10 000 pierres d’achoppement dans la capitale allemande
Mais ce soir, il y a des gens ici qui croient à l’effet des petites pierres de laiton contre l’oubli. « Nous avons 10 000 pierres d’achoppement à Berlin. Il arrive de temps en temps que certaines soient repeintes ou endommagées », explique Kavčič. Le dernier cas majeur à Berlin a eu lieu en 2017 dans la Hufeneisensiedlung : vers le 9 novembre, plus d’une douzaine de pierres d’achoppement du quartier de Neukölln ont été déterrées et volées. Kavčič affirme que le vol a déclenché une importante campagne de collecte de fonds et beaucoup de solidarité. Toutes les pierres d’achoppement volées – une pierre coûte 120 euros – ont pu être remplacées et refaites et il restait encore assez d’argent pour de nombreuses autres pierres d’achoppement.
Mais en règle générale, les obstacles ont été perdus lors des travaux de construction, comme l’explique Kavčic. Le bureau de coordination est pointé du doigt à plusieurs reprises par des voisins attentifs et des Berlinois au sujet des pierres d’achoppement perdues. « Malheureusement, pas toujours à temps. Malheureusement, il arrive parfois que des proches viennent à Berlin et découvrent que les pierres d’achoppement n’y sont plus », explique Kavčič.
Hildebrand et Lorenz n’ont pas à chercher longtemps la prochaine pierre d’achoppement sur leur chemin.

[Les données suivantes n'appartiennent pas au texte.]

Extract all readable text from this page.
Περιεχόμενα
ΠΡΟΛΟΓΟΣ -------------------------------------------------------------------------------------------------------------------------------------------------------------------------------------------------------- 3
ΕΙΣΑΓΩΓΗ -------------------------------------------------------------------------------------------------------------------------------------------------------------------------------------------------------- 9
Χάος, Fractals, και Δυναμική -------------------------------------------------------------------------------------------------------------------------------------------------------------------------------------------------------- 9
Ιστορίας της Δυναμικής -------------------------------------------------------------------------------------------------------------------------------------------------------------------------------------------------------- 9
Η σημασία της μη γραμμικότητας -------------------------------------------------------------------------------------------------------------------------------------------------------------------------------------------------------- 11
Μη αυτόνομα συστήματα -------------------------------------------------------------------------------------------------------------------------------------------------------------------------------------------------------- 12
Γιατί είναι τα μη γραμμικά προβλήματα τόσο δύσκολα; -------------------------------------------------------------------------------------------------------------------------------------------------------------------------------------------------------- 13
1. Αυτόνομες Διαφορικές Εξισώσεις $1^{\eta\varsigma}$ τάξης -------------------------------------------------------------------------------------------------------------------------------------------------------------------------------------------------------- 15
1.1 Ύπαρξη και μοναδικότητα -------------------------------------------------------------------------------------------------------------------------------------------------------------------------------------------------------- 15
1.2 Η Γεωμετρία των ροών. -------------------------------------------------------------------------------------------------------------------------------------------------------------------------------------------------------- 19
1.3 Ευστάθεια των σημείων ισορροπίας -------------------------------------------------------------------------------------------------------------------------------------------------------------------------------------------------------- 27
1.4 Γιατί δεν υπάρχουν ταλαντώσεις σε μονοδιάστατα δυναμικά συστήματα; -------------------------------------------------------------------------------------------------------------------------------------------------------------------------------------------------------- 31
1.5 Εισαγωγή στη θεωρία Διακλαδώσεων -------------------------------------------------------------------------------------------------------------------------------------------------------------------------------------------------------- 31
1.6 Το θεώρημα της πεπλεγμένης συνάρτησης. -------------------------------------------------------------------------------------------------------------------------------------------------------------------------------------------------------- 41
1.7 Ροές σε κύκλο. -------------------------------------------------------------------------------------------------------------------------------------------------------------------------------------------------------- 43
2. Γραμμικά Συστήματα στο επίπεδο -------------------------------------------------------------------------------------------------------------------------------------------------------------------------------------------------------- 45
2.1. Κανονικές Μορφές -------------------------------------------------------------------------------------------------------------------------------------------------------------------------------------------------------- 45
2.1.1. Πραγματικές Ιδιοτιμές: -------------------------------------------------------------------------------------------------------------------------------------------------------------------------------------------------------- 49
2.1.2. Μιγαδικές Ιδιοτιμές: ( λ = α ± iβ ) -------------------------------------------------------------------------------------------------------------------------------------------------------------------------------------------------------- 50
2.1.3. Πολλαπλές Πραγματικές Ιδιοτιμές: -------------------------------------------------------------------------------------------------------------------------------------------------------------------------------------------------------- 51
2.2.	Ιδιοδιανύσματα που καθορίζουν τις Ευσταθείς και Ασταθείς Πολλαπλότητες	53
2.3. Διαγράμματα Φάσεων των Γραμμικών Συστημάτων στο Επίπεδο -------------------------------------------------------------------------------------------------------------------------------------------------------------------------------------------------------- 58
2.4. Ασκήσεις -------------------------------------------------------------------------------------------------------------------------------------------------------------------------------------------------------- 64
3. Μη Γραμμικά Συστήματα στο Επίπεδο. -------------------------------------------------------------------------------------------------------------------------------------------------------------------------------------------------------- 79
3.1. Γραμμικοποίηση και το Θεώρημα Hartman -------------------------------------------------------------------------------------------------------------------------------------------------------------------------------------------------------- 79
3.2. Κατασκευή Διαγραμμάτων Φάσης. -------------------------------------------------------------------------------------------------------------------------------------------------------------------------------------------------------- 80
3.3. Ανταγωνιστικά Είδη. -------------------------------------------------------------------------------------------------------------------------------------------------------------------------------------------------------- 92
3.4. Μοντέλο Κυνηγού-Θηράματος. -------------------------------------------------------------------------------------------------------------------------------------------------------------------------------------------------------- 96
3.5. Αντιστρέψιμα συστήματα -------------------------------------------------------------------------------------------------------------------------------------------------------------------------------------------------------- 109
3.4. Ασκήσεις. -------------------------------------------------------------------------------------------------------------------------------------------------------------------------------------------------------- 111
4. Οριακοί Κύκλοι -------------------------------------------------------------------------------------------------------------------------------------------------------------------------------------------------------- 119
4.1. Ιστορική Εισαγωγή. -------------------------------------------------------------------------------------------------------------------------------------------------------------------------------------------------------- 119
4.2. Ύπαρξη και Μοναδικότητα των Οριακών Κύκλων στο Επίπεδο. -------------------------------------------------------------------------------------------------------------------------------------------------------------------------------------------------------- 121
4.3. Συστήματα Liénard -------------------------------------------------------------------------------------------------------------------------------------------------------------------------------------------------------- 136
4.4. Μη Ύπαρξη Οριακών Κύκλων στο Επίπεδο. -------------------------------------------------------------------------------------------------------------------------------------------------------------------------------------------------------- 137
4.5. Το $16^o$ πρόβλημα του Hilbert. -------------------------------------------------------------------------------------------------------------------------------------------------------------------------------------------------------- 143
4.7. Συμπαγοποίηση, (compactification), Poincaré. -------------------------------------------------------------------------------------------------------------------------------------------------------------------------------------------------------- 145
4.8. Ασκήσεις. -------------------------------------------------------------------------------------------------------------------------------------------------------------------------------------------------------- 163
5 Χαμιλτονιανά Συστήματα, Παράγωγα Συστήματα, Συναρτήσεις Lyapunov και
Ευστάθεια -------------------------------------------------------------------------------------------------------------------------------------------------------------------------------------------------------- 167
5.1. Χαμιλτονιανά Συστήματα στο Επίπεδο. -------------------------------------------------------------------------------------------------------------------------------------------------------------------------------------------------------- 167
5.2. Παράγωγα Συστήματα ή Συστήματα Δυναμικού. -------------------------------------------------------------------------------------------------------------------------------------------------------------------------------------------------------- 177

Il est situé directement sur un chantier de construction. Au point le plus étroit, certains passants manquent de marcher sur les doigts des hommes. Après plus d’une heure de marche dans le froid, ce n’est toujours pas fini pour eux deux. En se promenant dans le quartier animé de Berlin, ils évoquent un pogrom oublié contre la population juive du Scheunenviertel le 5 novembre 1923, que de nombreux médias ont rappelé cette année à l’occasion du 100e anniversaire. De temps en temps, les gens s’arrêtent un instant, posent des questions ou parlent aux hommes. De temps en temps, il y a même un échange de conseils de nettoyage : au coin de la rue, devant, un habitant qui vient d’ouvrir la porte d’entrée demande avec curiosité : « Alors, quel est votre remède magique ? » Elle essaie toujours avec du lait à récurer.
Quatre pierres d’achoppement pour Siegfried, Adelheid, Helga et Edith Lewin ont été posées devant une maison de l’Ackerstrasse. Alors que trois portent gravé « Assassiné à Auschwitz », la pierre d’Edith Lewin comporte trois points d’interrogation au même endroit. À ce jour, on ne sait pas où ils se trouvent.
En fin de soirée, après des heures passées dans le froid, les volontaires se retrouvent dans un restaurant chaleureux de l’Oranienburger Straße. Pendant que le groupe planifie sa prochaine action autour de houmous et de bière, des bougies brillent ce soir-là sur les 277 pierres d’achoppement polies du quartier autour de la Rosenthaler Strasse.